The above article by Paul Flewers is devoted almost exclusively to a denunciation of the treacherous activities of the Stalinists in Spain, and therefore down-plays the crucial question of the Popular Front. It must be re-asserted that Trotskyists are not simply opposed to, but rather counterposed to, the Popular Front and every class-collaborationist alliance which subordinates the interests of the proletariat to those of the bourgeoisie.
Flewers’ strong Stalinophobic tilt amnesties the other reformist and centrist working-class tendencies. While the Stalinists were undoubtedly the most energetic and effective propounders and henchmen of the Popular Front in Spain, they did not occupy a social position to the right of the right wing of the Socialist Party: Trotsky spoke repeatedly of a ‘Stalin-Negrin government’. Ernest Erber, an experienced Social Democrat and former Trotskyist who spent some months in Spain during the Civil War as a representative of the American Young Peoples Socialist League, shows more political sense than Flewers: he scoffs at the idea of a Stalinist ‘totalitarian’ takeover of the Republican forces in Spain (see How real is the threat of a Communist “takeover”?, New Politics, Winter 1988).

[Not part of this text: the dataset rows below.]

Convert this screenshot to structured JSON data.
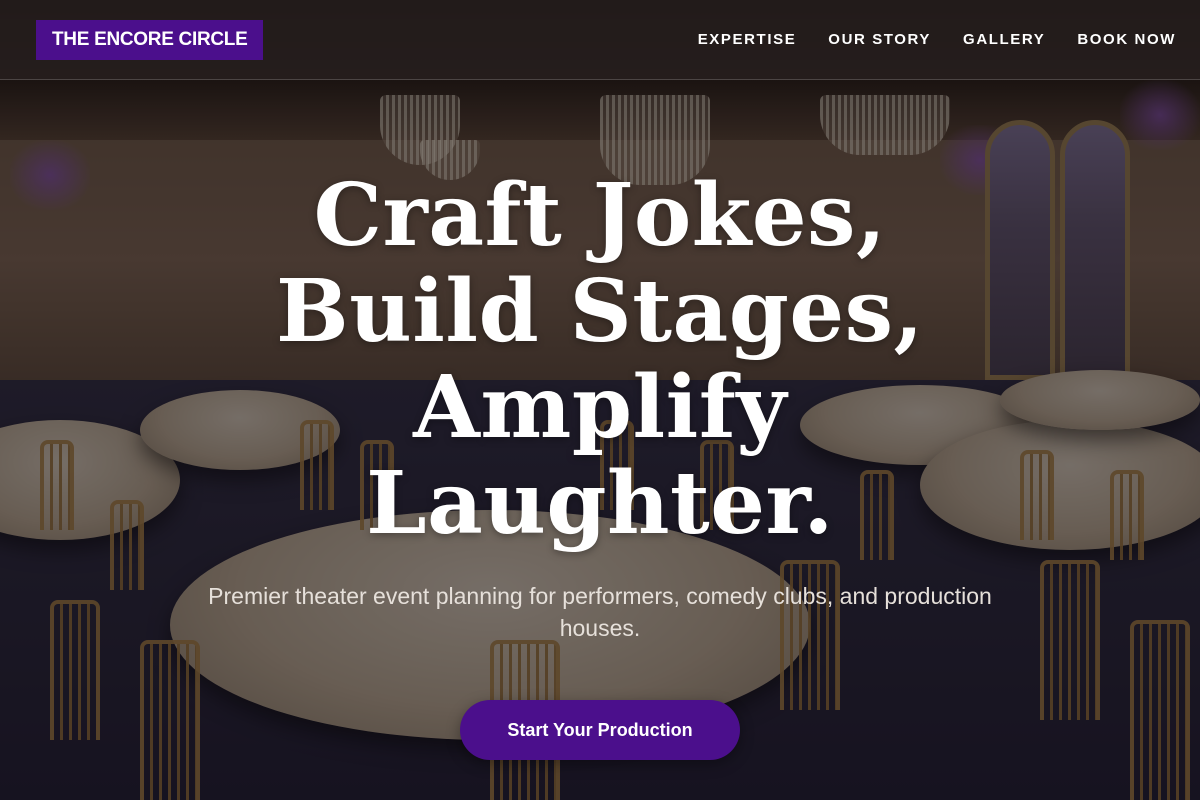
{
  "header": {
    "logo_text": "THE ENCORE CIRCLE",
    "nav": [
      {
        "label": "EXPERTISE"
      },
      {
        "label": "OUR STORY"
      },
      {
        "label": "GALLERY"
      },
      {
        "label": "BOOK NOW"
      }
    ]
  },
  "hero": {
    "title": "Craft Jokes, Build Stages, Amplify Laughter.",
    "subtitle": "Premier theater event planning for performers, comedy clubs, and production houses.",
    "cta_label": "Start Your Production",
    "background_image": "ballroom with round tables, gold chiavari chairs and crystal chandeliers"
  },
  "colors": {
    "brand_purple": "#4b0f8c",
    "header_bg": "#221c1c",
    "text_white": "#ffffff"
  }
}
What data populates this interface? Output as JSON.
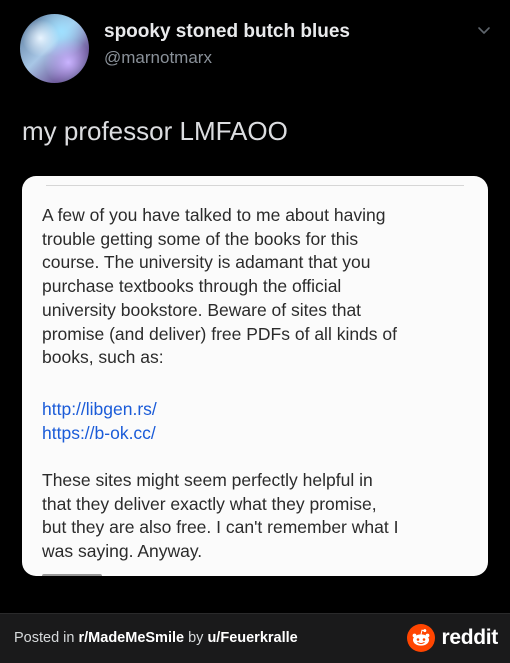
{
  "tweet": {
    "display_name": "spooky stoned butch blues",
    "handle": "@marnotmarx",
    "text": "my professor LMFAOO",
    "menu_icon": "chevron-down-icon",
    "avatar_icon": "avatar-image"
  },
  "card": {
    "paragraph1": "A few of you have talked to me about having\ntrouble getting some of the books for this\ncourse. The university is adamant that you\npurchase textbooks through the official\nuniversity bookstore. Beware of sites that\npromise (and deliver) free PDFs of all kinds of\nbooks, such as:",
    "links": [
      "http://libgen.rs/",
      "https://b-ok.cc/"
    ],
    "paragraph2": "These sites might seem perfectly helpful in\nthat they deliver exactly what they promise,\nbut they are also free. I can't remember what I\nwas saying. Anyway."
  },
  "footer": {
    "prefix": "Posted in ",
    "subreddit": "r/MadeMeSmile",
    "by": " by ",
    "user": "u/Feuerkralle",
    "brand": "reddit",
    "brand_icon": "reddit-snoo-icon",
    "brand_color": "#ff4500"
  }
}
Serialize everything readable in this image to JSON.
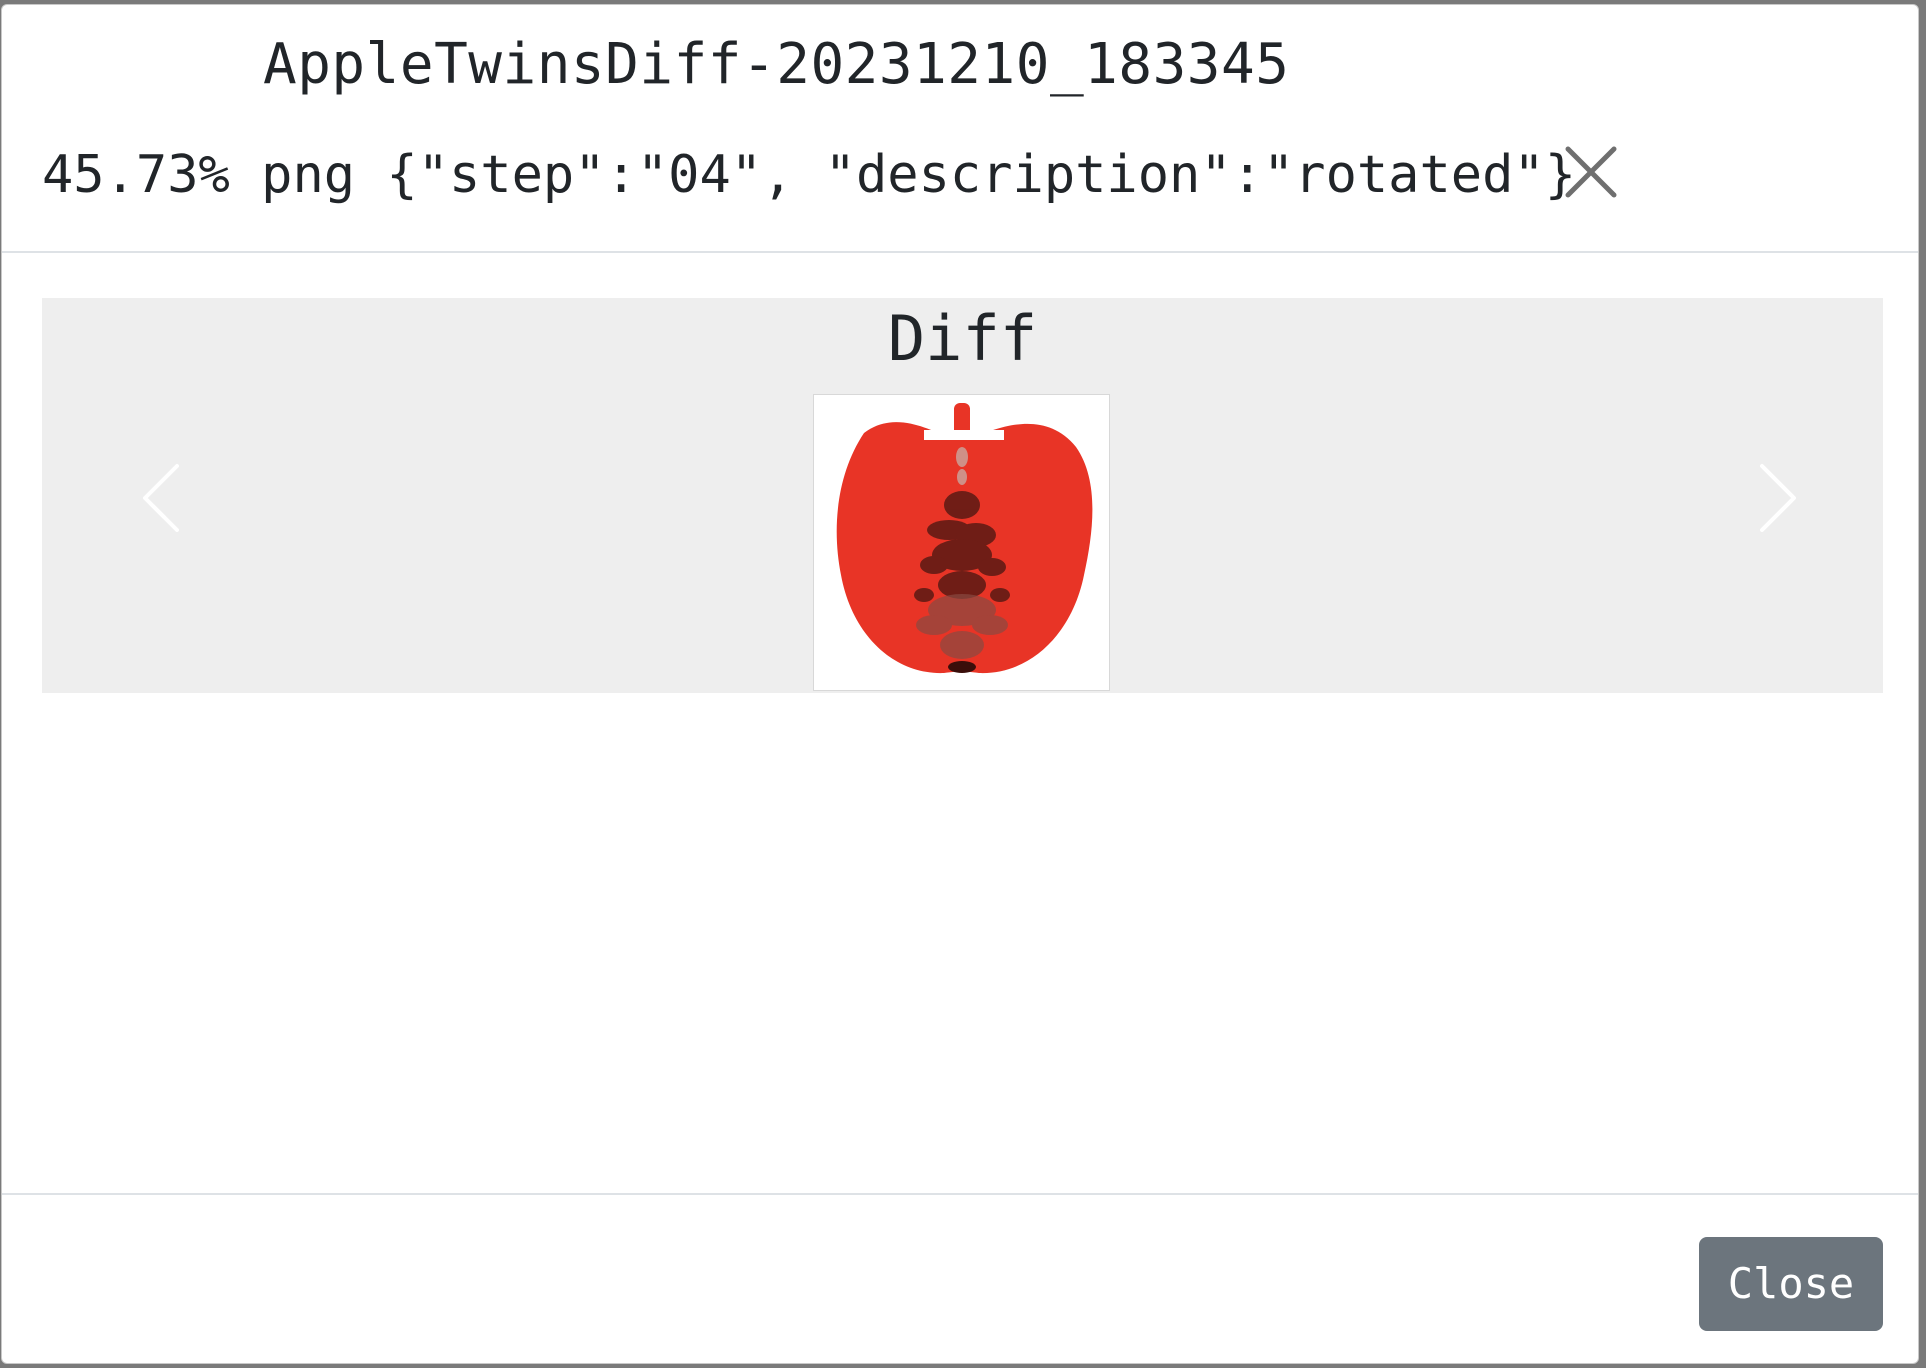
{
  "modal": {
    "title": "AppleTwinsDiff-20231210_183345",
    "subtitle": "45.73% png {\"step\":\"04\", \"description\":\"rotated\"}",
    "close_icon": "close-icon"
  },
  "carousel": {
    "caption": "Diff",
    "image_subject": "red-apple-diff",
    "prev_icon": "chevron-left-icon",
    "next_icon": "chevron-right-icon"
  },
  "footer": {
    "close_label": "Close"
  },
  "colors": {
    "button_secondary": "#6c757d",
    "carousel_bg": "#eeeeee",
    "apple_red": "#e83426",
    "diff_dark": "#5a1a14"
  }
}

Flewers treats the POUM, in particular, with kid gloves. But at crucial junctures the POUM – and the left Anarchists and Largo Caballero’s Socialists – each in their own way participated in the Popular Front. We cannot amnesty them from the standpoint of the revolutionary working class. This is particularly important in relation to the POUM.
Leon Trotsky broke all connections with Andres Nin and Juan Andrade when they led the erstwhile section of the International Left Opposition into fusion with the right-wing communists of Joaquim Maurin’s Workers and Peasants Bloc, giving birth to the misnamed ‘Workers Party of Marxist Unification’. The POUM’s first significant political act was to join in a common electoral bloc with bourgeois parties – the Popular Front.
Between the POUM, a member of the London Bureau ‘international of squeezed lemons’, and Trotskyism, there can be no common denominator in a revolutionary situation. Self-proclaimed Trotskyists who attempt to politically reconcile themselves with the POUM only succeed in compromising themselves – like Victor Serge and George Vereecken (the latter ended his political career writing the slanderous GPU Infiltration in the Trotskyist Movement for the political bandit Gerry Healy).
Referring to the ‘Treachery of the POUM’, in his last major work on the Spanish Revolution, The Class, The Party and the Leadership, Trotsky pointed out:
To the left of all the other parties in Spain stood the POUM ... But it was precisely this party that played a fatal role in the development of the Spanish revolution ... It participated in the “Popular” election bloc; entered the government that liquidated workers’ committees; engaged in a struggle to reconstitute this governmental coalition; capitulated time and again to the anarchist leadership; conducted, in connection with this, a false trade union policy; and took a vacillating and non-revolutionary attitude toward the May 1937 uprising ... [A] centrist party invariably acts as a brake upon the revolution, must each time smash its own head, and may bring about the collapse of the revolution.